Opponents of Serbia's populist leader block main highway to keep up pressure after weeks of protests

A protester carries a banner that reads "Give back the pensions that were stolen" in Serbian Cyrillic letters during a blockade of traffic on the main highway passing through Belgrade, Serbia, Friday, June 30, 2023. Protesters and opposition activists stopped traffic in several places around the country, following weeks of anti-govermnment protests that drew tens of thousands to the streets after two back-to-back mass shootings in early May. (AP Photo/Marko Drobnjakovic)

BELGRADE, Serbia (AP) — Opponents of Serbia's populist government blocked the country's main highway on Friday as part of weeks-long protests that first started after mass shootings in early May, including the first ever school carnage in the Balkan country.

The protesters are demanding the resignations of top Serbian security officials and the revoking of broadcasting licenses for pro-government media and tabloids that regularly air violent content and host crime figures and war criminals.

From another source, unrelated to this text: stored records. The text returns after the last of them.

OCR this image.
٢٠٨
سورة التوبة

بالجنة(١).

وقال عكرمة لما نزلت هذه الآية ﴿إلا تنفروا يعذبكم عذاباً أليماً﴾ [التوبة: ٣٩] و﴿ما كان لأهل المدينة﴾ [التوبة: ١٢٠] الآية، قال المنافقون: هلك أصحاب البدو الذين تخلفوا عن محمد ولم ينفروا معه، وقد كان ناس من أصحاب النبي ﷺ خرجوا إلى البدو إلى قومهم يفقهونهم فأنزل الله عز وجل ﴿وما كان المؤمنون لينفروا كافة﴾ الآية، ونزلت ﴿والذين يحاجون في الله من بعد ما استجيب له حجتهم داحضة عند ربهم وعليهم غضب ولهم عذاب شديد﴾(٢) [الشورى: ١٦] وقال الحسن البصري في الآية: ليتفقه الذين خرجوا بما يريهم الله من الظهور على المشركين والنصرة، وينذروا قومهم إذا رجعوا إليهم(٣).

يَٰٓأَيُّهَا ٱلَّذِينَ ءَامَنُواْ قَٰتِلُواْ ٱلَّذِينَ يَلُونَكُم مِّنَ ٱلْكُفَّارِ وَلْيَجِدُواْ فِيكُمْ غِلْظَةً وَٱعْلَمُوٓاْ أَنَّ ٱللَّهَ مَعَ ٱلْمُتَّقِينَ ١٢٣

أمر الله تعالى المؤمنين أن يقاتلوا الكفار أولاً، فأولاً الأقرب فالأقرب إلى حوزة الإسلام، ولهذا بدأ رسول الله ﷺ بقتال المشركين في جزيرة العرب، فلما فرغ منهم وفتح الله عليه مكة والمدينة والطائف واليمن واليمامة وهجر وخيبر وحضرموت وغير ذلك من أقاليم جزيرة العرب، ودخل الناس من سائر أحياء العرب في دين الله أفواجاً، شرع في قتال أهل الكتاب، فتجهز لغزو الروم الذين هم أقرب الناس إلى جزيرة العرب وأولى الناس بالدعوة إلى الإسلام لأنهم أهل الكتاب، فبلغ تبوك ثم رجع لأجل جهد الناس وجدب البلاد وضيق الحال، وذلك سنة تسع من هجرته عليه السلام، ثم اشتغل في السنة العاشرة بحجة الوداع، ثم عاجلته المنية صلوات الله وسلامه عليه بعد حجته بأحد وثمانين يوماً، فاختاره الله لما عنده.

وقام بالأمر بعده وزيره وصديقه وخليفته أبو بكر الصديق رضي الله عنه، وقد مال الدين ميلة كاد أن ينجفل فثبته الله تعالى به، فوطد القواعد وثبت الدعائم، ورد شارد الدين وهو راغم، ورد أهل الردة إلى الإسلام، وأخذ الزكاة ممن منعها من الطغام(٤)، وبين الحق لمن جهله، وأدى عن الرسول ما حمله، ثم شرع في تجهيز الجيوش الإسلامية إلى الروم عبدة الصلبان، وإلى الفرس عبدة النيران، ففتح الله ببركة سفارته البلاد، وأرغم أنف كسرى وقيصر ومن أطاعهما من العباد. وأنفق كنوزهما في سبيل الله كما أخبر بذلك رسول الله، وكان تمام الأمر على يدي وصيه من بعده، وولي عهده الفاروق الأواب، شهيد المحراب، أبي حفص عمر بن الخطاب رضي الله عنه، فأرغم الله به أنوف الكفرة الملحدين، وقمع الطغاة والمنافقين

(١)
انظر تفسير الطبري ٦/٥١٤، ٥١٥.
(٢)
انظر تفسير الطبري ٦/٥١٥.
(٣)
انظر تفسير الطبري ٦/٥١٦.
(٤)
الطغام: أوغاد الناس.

Opposition politicians and their supporters drove up slowly to Belgrade in some few dozen cars along the north-south motorway before stopping and parking in the country's capital, thus halting traffic in both directions. No incidents were reported.

The highway blockade was the latest in a series of street demonstrations that started after two mass shootings on May 3 and May 4 that left 18 people dead and 20 others wounded, many of them pupils from a Belgrade elementary school.

A similar road blockade was also organized on Friday in the northern city of Novi Sad.

Serbia's populist President Aleksandar Vucic has ignored the protesters' demands and has branded protest leaders as “hyenas” who want him and his family dead.

A protest march toward the pro-government Pink TV station is planned for Saturday. The protesters say that state-controlled media are responsible for the culture of violence that has been mainstay in Serbia since the wars in the Balkans in the 1990s that killed more than 100,000 people.

“This is just another way to put the pressure on the government to fulfill the requests that are more than justified,” said opposition politician Radomir Lazovic. "If we were lucky to live in a different country that is more orderly and normal, there would be no need for protests.”